Outdated lightning safety advice is making the rounds again, prompting experts to speak up about what actually keeps you safe in a storm.
If you get caught outdoors during a lightning storm, safety experts once recommended adopting a crouched position to lessen your chances of being struck by lightning. It turns out, however, that the position doesn’t make you any safer.
“If you’re caught outside during a thunderstorm, the best plan of action is to move as fast as you can to a safer place,” John Jensenius, a lightning safety specialist with the NLSC, said in a statement released by Loehr Lightning Protection Co. “The sooner you get to a safe place, the lower your risk. Crouching only prolongs the risk of being struck,” explained Jensenius.
The crouch isn’t just outdated—it was debunked almost 20 years ago.
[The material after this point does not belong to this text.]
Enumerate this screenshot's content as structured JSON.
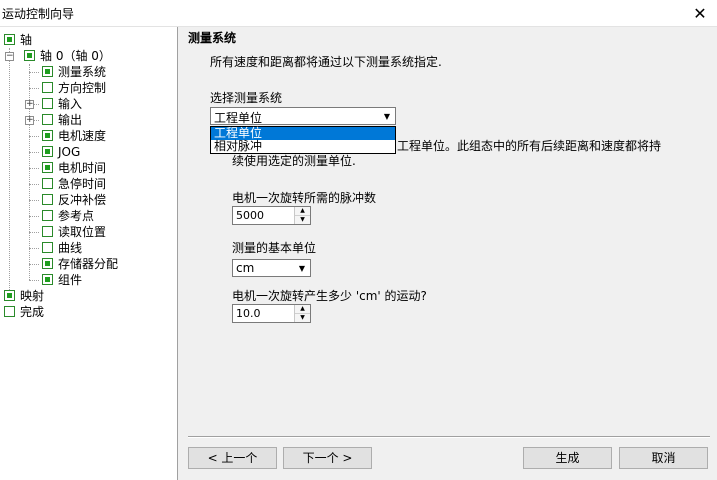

But despite the fact that the NLSC and the National Weather Service stopped recommending the crouch in 2008, institutions such as the American Hiking Society and the city of Bellmead in Texas continue to include it in their lightning safety guidelines.
Height has basically nothing to do with it - it’s the accumulation of static charge in a conductor which produces the dielectric breakdown of air. Even though the human body is a relatively poor conductor, it is still a much better conductor than the ground itself. It makes no difference if your head is 6 feet above the ground or three feet above the ground - you will accumulate charge the same way.
Also most strikes on people are not direct strikes, but people being close enough to to the primary plasma channel to provide another path to ground. The electric potential required to produce an arc from 5 feet away is orders of magnitude lower than it is from 3 miles up.
That’s the very reason why it is indeed helpful to crouch when there is no safety nearby. Putting your feet close together reduces the step voltage (the voltage across your feet), making it less likely that a deadly current flows through your heart when there are strong potentials on the ground.